I have been thinking about things lately, and reflecting. I have a pretty good commute to and from work--about 25-35 minutes with no traffic--so I have lots of time for ruminating. :) Specifically, this week I was listening to a Christian radio program and the guy was talking about suffering. It got me to thinking. Are we suffering through this adoption process? No.
I thought of how little disappointment we have actually had. No miscarriages. No children placed with us and then removed back to their birthparents. Our entire process has been one of hope, not disappointment, and it will continue to be that. I think of the many families around the world, particularly in countries of war or civil unrest. I think of the mothers who have watched their children be torn from their arms...sold into slavery, conscripted into the army or rebellion forces...or worse. Things could be so much more painful, and for many others they are.
I am so grateful to be in a place where all I can do is hope.

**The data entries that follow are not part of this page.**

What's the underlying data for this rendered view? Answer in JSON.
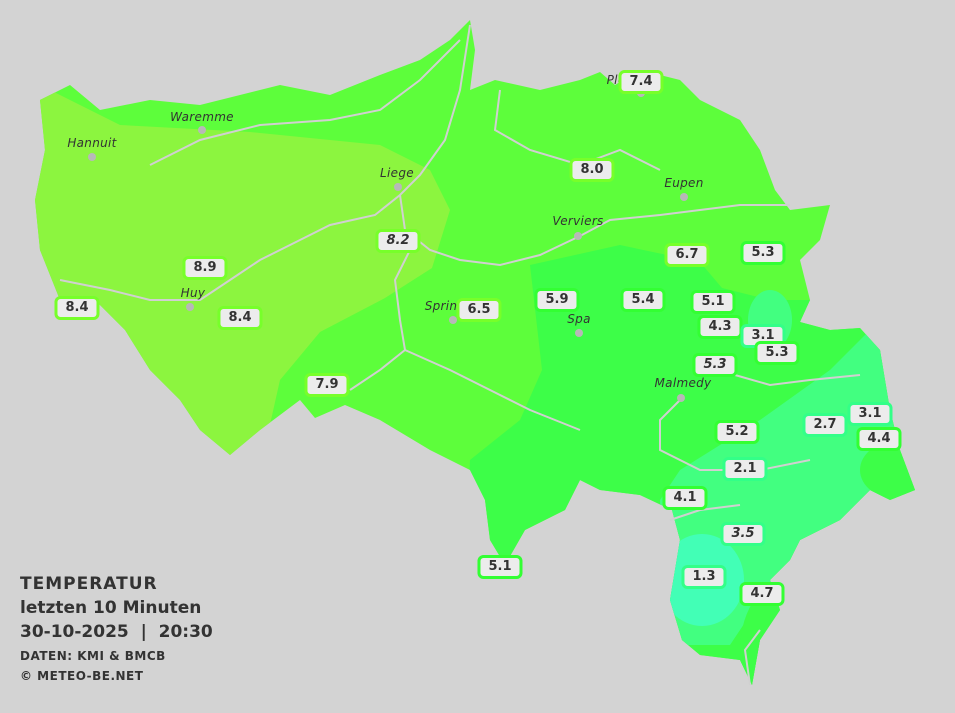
{
  "colors": {
    "background": "#d3d3d3",
    "zone_above_8": "#8cf53f",
    "zone_6_8": "#5dfe3b",
    "zone_4_6": "#3dfe48",
    "zone_2_4": "#42ff80",
    "zone_below_2": "#42ffb6",
    "border_high": "#77ff2a",
    "border_mid": "#33ff33",
    "border_low": "#33ff88",
    "rivers": "#d0d0d0"
  },
  "legend": {
    "title": "TEMPERATUR",
    "period": "letzten 10 Minuten",
    "datetime": "30-10-2025  |  20:30",
    "source": "DATEN: KMI & BMCB",
    "copyright": "© METEO-BE.NET"
  },
  "cities": [
    {
      "name": "Waremme"
    },
    {
      "name": "Hannuit"
    },
    {
      "name": "Liege"
    },
    {
      "name": "Verviers"
    },
    {
      "name": "Eupen"
    },
    {
      "name": "Huy"
    },
    {
      "name": "Sprin"
    },
    {
      "name": "Spa"
    },
    {
      "name": "Malmedy"
    },
    {
      "name": "Plo"
    }
  ],
  "stations": [
    {
      "value": "7.4",
      "italic": false
    },
    {
      "value": "8.0",
      "italic": false
    },
    {
      "value": "8.2",
      "italic": true
    },
    {
      "value": "8.9",
      "italic": false
    },
    {
      "value": "8.4",
      "italic": false
    },
    {
      "value": "8.4",
      "italic": false
    },
    {
      "value": "6.5",
      "italic": false
    },
    {
      "value": "5.9",
      "italic": false
    },
    {
      "value": "5.4",
      "italic": false
    },
    {
      "value": "5.1",
      "italic": false
    },
    {
      "value": "4.3",
      "italic": false
    },
    {
      "value": "3.1",
      "italic": false
    },
    {
      "value": "5.3",
      "italic": false
    },
    {
      "value": "5.3",
      "italic": true
    },
    {
      "value": "6.7",
      "italic": false
    },
    {
      "value": "5.3",
      "italic": false
    },
    {
      "value": "7.9",
      "italic": false
    },
    {
      "value": "5.2",
      "italic": false
    },
    {
      "value": "2.7",
      "italic": false
    },
    {
      "value": "3.1",
      "italic": false
    },
    {
      "value": "4.4",
      "italic": false
    },
    {
      "value": "2.1",
      "italic": false
    },
    {
      "value": "4.1",
      "italic": false
    },
    {
      "value": "3.5",
      "italic": true
    },
    {
      "value": "1.3",
      "italic": false
    },
    {
      "value": "4.7",
      "italic": false
    },
    {
      "value": "5.1",
      "italic": false
    }
  ]
}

Thank you, Lord, for hope.
Thursday, March 16, 2006
Subscribe to:
Post Comments (Atom)
4 comments:
To say, "Amen" sounds so churchy, so false and somehow trite, so I sat here for a few moments, trying to think of the appropriate words to say... something that would express the peace I am learning to have, the reverence and recognition for all that happens in the world that I do not taste or touch or suffer through... something that would say, "How sweetly your thoughts sum up that reverence and respect! How tender is your testimony of humility and faith! How true is His sustenance and grace!" But nothing adequately says what my heart feels when I read your words. So, I say, "Amen" in the most heart-felt and sincere way I can, hoping that the depth is not lost in the word.
Hi Mark & Courtney,
I know exactly where you are coming from. I have a 30 minute commute to and from work everyday. To much time to think!! I also drive by my agency on the way to and the way home from work. Just can’t get away from it. We need to remember that God has a plan for all of us and we have to wait our turn. That’s the worst part!!
Kim
Obviously, I don't know exactly what you're going through. I almost wish our life was different so that I could understand better.
I have to remind myself that we too are going through an unknown season of life. A period of waiting. What's going to happen next? Is there going to be a life change? Are we to remain content where we are for the next couple of years?
Anyway, back to you. I was so proud when I read your post. I think that hiker girl said it best with a heartfelt Amen!